SOME AUTHORS SAY IT …

One thing that never fails to surprise me is the power of words, especially in the hands of a good author. They sum it up – say it all – in one deft turn of phrase, and that can be so motivating, even when the message itself has nothing to do with motivation. I guess the essence of the superb phrase or quotation is that in some way it enables one to see the 'thing as it is' – we glimpse reality so to speak. Part of that too might well be Pope's observation: 'what oft was thought but never so well expressed' – a sense of recognition that they have helped us to.

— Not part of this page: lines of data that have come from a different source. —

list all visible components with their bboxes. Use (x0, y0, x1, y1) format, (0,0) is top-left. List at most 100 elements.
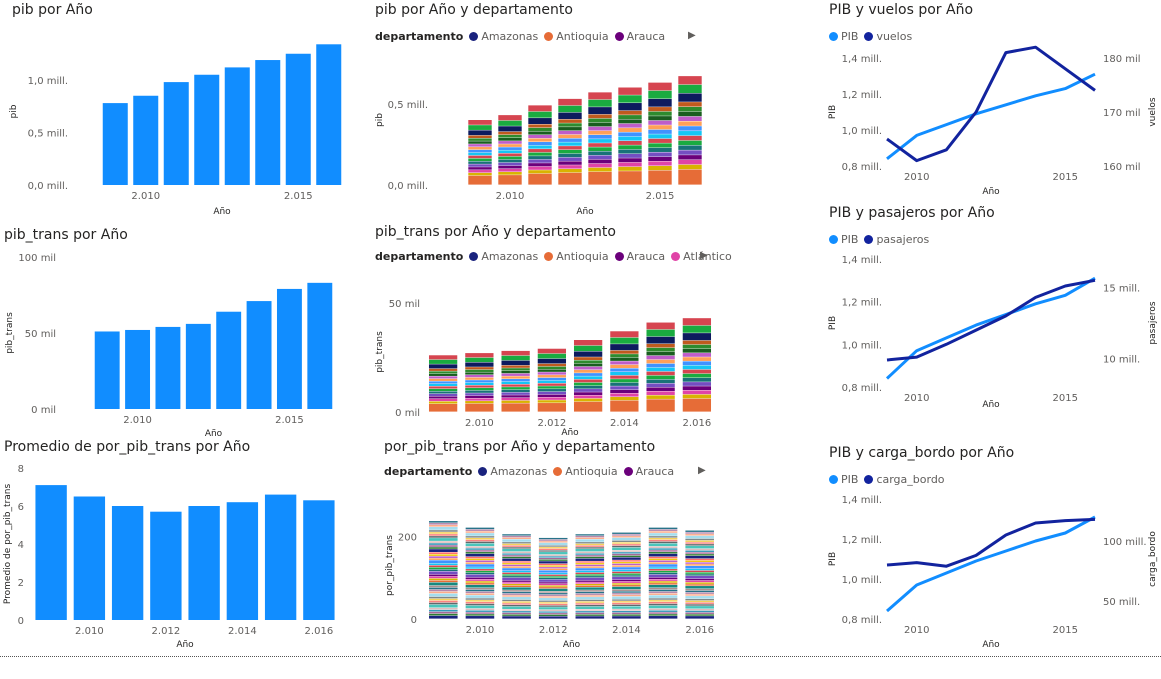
bar-segment (588, 151, 612, 156)
legend-next-arrow-icon[interactable]: ▶ (698, 465, 706, 476)
bar-segment (558, 161, 582, 165)
bar-segment (682, 394, 712, 399)
legend-item[interactable]: Atlántico (671, 250, 732, 263)
y-tick-label: 200 (398, 533, 417, 544)
legend-item[interactable]: Arauca (623, 465, 674, 478)
bar-segment (612, 537, 641, 541)
x-axis-label: Año (982, 187, 1000, 197)
bar-segment (646, 322, 675, 330)
bar-segment (528, 166, 552, 170)
bar-segment (502, 572, 531, 574)
bar-segment (573, 395, 603, 399)
bar-segment (618, 87, 642, 95)
legend-next-arrow-icon[interactable]: ▶ (688, 30, 696, 41)
bar-segment (538, 542, 568, 546)
legend-item[interactable]: Arauca (614, 250, 665, 263)
chart-promedio-por-pib-trans[interactable]: Promedio de por_pib_trans por Año 0 2 4 6 8 2… (0, 437, 360, 653)
bar-segment (538, 579, 568, 582)
legend-item[interactable]: Amazonas (478, 465, 547, 478)
bar-segment (612, 599, 641, 601)
chart-pib-carga-bordo-por-ano[interactable]: PIB y carga_bordo por Año PIB carga_bord… (825, 441, 1161, 656)
bar-segment (502, 566, 531, 568)
bar-segment (465, 527, 495, 530)
bar-segment (575, 604, 605, 607)
bar-segment (648, 170, 672, 185)
bar-segment (575, 547, 605, 549)
bar-segment (575, 542, 605, 544)
legend: PIB vuelos (829, 30, 912, 43)
bar-segment (648, 531, 678, 533)
legend-item[interactable]: Antioquia (553, 465, 618, 478)
bar-segment (465, 598, 495, 600)
bar-segment (429, 596, 458, 599)
bar-segment (558, 165, 582, 169)
bar-segment (498, 150, 522, 154)
x-axis-label: Año (563, 640, 581, 650)
chart-pib-por-ano[interactable]: pib por Año 0,0 mill. 0,5 mill. 1,0 mill. 2… (0, 0, 360, 222)
legend-item[interactable]: vuelos (864, 30, 912, 43)
y-tick-label: 50 mil (25, 329, 56, 340)
bar-segment (646, 351, 675, 356)
bar-segment (429, 565, 458, 568)
chart-title: pib por Año (12, 2, 93, 18)
bar-segment (538, 547, 568, 549)
legend-dot-icon (829, 235, 838, 244)
bar-segment (682, 325, 712, 333)
bar-segment (612, 536, 641, 538)
bar-segment (648, 614, 678, 616)
legend-item[interactable]: PIB (829, 233, 858, 246)
chart-svg: 0,8 mill. 1,0 mill. 1,2 mill. 1,4 mill. 2010… (828, 45, 1158, 197)
bar-segment (429, 534, 458, 536)
bar-segment (648, 120, 672, 125)
bar-segment (648, 552, 678, 554)
chart-pib-por-ano-departamento[interactable]: pib por Año y departamento departamento … (370, 0, 710, 222)
bar-segment (502, 595, 531, 597)
bar-segment (648, 553, 678, 557)
chart-svg: 0,8 mill. 1,0 mill. 1,2 mill. 1,4 mill. 2010… (828, 495, 1158, 650)
bar-segment (648, 593, 678, 595)
chart-por-pib-trans-por-ano-departamento[interactable]: por_pib_trans por Año y departamento dep… (380, 437, 720, 653)
legend-item[interactable]: PIB (829, 473, 858, 486)
bar-segment (537, 363, 567, 367)
bar-segment (685, 592, 714, 594)
chart-pib-trans-por-ano[interactable]: pib_trans por Año 0 mil 50 mil 100 mil 2.01… (0, 224, 360, 440)
bar-segment (610, 371, 639, 376)
bar-segment (648, 156, 672, 162)
legend-item[interactable]: Amazonas (469, 250, 538, 263)
bar-segment (646, 336, 675, 344)
bar-segment (685, 574, 714, 576)
chart-pib-trans-por-ano-departamento[interactable]: pib_trans por Año y departamento departa… (370, 222, 732, 440)
bar-segment (610, 382, 639, 386)
legend-next-arrow-icon[interactable]: ▶ (700, 250, 708, 261)
bar-segment (685, 560, 714, 563)
y-axis-label: pib_trans (5, 312, 15, 354)
bar-segment (573, 351, 603, 357)
bar-segment (682, 361, 712, 366)
legend-item[interactable]: carga_bordo (864, 473, 945, 486)
bar-segment (501, 379, 530, 382)
bar-segment (682, 357, 712, 361)
bar-segment (575, 535, 605, 538)
bar-segment (468, 172, 492, 176)
chart-pib-vuelos-por-ano[interactable]: PIB y vuelos por Año PIB vuelos 0,8 mill… (825, 0, 1161, 205)
bar-segment (648, 111, 672, 116)
bar-segment (612, 571, 641, 574)
bar-segment (678, 111, 702, 117)
bar-segment (588, 126, 612, 131)
bar-segment (465, 537, 495, 540)
legend-item[interactable]: Antioquia (544, 30, 609, 43)
legend-item[interactable]: Amazonas (469, 30, 538, 43)
bar-segment (468, 175, 492, 185)
bar-segment (648, 587, 678, 590)
legend-item[interactable]: pasajeros (864, 233, 929, 246)
bar-segment (648, 574, 678, 578)
bar-segment (502, 561, 531, 563)
legend-item[interactable]: Antioquia (544, 250, 609, 263)
bar-segment (575, 611, 605, 613)
legend-item[interactable]: Arauca (614, 30, 665, 43)
chart-pib-pasajeros-por-ano[interactable]: PIB y pasajeros por Año PIB pasajeros 0,… (825, 201, 1161, 416)
bar-segment (575, 595, 605, 597)
bar-segment (618, 171, 642, 185)
legend-item[interactable]: PIB (829, 30, 858, 43)
bar-segment (646, 399, 675, 412)
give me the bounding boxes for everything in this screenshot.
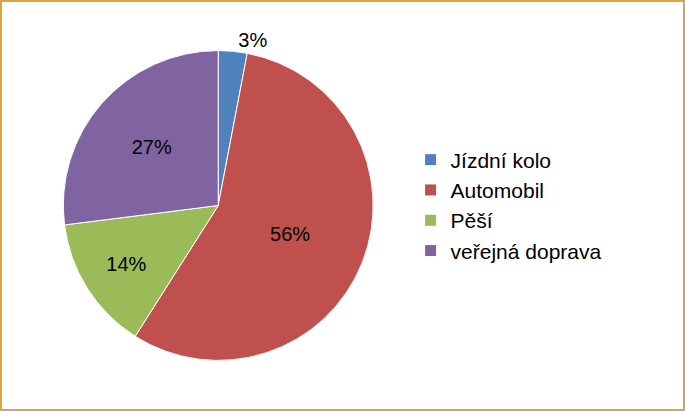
svg-text:Automobil: Automobil xyxy=(451,179,544,202)
svg-text:14%: 14% xyxy=(106,253,146,275)
svg-text:Jízdní kolo: Jízdní kolo xyxy=(451,149,551,172)
svg-text:3%: 3% xyxy=(238,29,267,51)
svg-text:veřejná doprava: veřejná doprava xyxy=(451,240,602,263)
svg-text:Pěší: Pěší xyxy=(451,209,493,232)
svg-text:27%: 27% xyxy=(132,136,172,158)
svg-text:56%: 56% xyxy=(270,223,310,245)
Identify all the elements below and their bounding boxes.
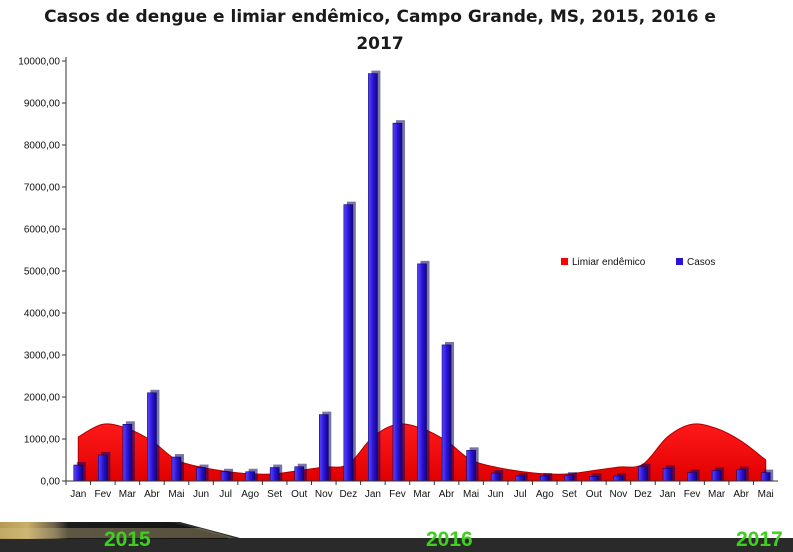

So the first question might be who are those favourite authors for you? Which special writers resonate in your mind? Speak truths, perhaps, too subtle, too bold for others to utter? Which writers speak to your soul? There are in this category many well known and famous writers and speakers – ranging from William Shakespeare (who is quintessentially quotable) to great religious leaders and teachers.

And then for each of us there may be the more obscure writers – the forgotten ones. Well known, may be, once upon a time, but now their fashion is ended, and they exist in some marginal footnote somewhere.

One of my favourite's in this latter category is the prolific author GK Chesterton, perhaps best remembered today for his Father Brown series of detective books. In fact GKC was one of the pioneers of this whole genre in the same way we think now of JRR Tolkien pioneering the fantasy genre. Strange to think there was a time when detective fiction, and fantasy fiction, did not exist. But GK Chesterton was much more than just a detective fiction writer.

He had a brilliant and incisive mind that could superbly turn a phrase or two. My all time favourite of his is: "the difference between reality and fiction is that fiction has to be credible". What an astonishing wake-up call to re-examine the world, and to see the wonders and the absurdities that are really going on. If someone, for example, had written a fictional book that had as its heroes a group of senior bankers who were utterly unqualified to do their work, and had no concept of risk, the book would have been deemed unrealistic; if someone had dared write a fictional work on the workings of Parliament and included the extent of the expenses claimed by our Members of Parliament, they would have been judged extreme and delusional – or worse, negative and cynical.

In short, GKC's expressions invites us to understand that life is so unpredictable, so bizarre, that its outcomes are far more extreme than we could imagine, or that could be envisioned in John Lennon's pithy remark: "Life is what happens to you when you are making other plans".

As we watch the outpouring on the death of Michael Jackson, and see people on our TV screens claiming now that 'music has died', we do well to remember GKC's other great quotation - "the truth is the modern world has had a mental breakdown".